In comparison, this week's 30-year fixed-rate mortgage averaged 6.33%, down from 6.49% the week before, according to Freddie Mac. While this is a 3% jump from just a few months ago, today's interest rates are still, historically speaking, relatively low.
It's About Home Affordability - Then vs. Now
While home prices were reasonably moderate in the 80s, large down payments (averaging 24%) and ultra-high rates made homeownership challenging --even more so than it currently is.
Surprised? Let's look deeper into why home affordability is better now than in the 80s and double-digit rates.
In October 1981, the average home cost was about $70,000, and the average take-home pay was $870 monthly. Now, considering the month's rate at 18.45% that month, we're looking at a mortgage payment that took up about 55% of the median income.
Let's look at how it breaks down in October of '86 when that average rate had dropped to 9.97%, but the typical home cost increased to over $91,000. The monthly mortgage payment decreased to $640, taking up just 30% of the median income.
What about affordability in 2022 and beyond?

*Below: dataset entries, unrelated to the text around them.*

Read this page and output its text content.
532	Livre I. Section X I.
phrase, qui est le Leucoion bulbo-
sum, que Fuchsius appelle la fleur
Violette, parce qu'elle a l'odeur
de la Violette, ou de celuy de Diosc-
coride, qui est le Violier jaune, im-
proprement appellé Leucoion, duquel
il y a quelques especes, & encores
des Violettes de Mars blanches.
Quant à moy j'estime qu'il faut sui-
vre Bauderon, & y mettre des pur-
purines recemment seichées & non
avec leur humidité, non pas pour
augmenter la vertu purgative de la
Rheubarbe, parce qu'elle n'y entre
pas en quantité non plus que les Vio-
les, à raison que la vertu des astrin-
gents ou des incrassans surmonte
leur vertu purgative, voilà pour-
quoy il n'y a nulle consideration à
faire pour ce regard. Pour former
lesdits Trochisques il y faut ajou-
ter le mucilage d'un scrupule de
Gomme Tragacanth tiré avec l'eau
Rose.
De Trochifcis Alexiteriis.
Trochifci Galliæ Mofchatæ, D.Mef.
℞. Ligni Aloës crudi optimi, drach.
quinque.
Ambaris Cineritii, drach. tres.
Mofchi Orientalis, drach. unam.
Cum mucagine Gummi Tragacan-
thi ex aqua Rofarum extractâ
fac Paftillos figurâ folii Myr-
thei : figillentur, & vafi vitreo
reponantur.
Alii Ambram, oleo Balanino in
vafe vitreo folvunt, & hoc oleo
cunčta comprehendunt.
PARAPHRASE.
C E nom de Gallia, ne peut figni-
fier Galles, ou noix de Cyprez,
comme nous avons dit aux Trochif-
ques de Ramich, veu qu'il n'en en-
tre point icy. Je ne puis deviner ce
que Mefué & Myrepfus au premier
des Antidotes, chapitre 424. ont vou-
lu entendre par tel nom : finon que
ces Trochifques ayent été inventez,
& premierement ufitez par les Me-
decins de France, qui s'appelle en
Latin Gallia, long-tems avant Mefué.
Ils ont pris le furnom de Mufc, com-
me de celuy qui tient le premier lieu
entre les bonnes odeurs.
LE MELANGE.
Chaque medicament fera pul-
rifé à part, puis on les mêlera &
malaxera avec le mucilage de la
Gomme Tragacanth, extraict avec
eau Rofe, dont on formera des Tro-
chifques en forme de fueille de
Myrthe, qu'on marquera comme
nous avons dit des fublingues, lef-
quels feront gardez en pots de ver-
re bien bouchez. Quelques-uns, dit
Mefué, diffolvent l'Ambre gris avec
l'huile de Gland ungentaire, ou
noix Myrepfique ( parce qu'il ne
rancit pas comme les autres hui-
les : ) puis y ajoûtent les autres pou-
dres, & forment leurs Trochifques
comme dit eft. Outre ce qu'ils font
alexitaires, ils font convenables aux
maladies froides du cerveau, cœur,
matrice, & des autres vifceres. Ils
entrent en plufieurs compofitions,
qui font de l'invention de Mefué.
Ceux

Considering the average home price of about $435,000 and mortgage rates over 6%, we're looking at a monthly payment hovering just over $2,000 or about 36% of the median monthly income.
More Good News: Credit Availability Has Increased
One of the main drivers of high-interest rates in the 80s was the lack of available credit. This made it more difficult and costly for buyers to secure a mortgage, triggering banks to charge higher rates for taking on the risk.
But today, mortgages are often bundled and sold into investment products. This secondary market makes it less risky and more profitable for lenders, allowing them to provide more loans and offer lower interest rates.
And with GSEs expanding their underwriting and credit assessment requirements, homebuyers who had been previously shut out can now enter the housing market, purchasing a home at a historically low rate and improved affordability.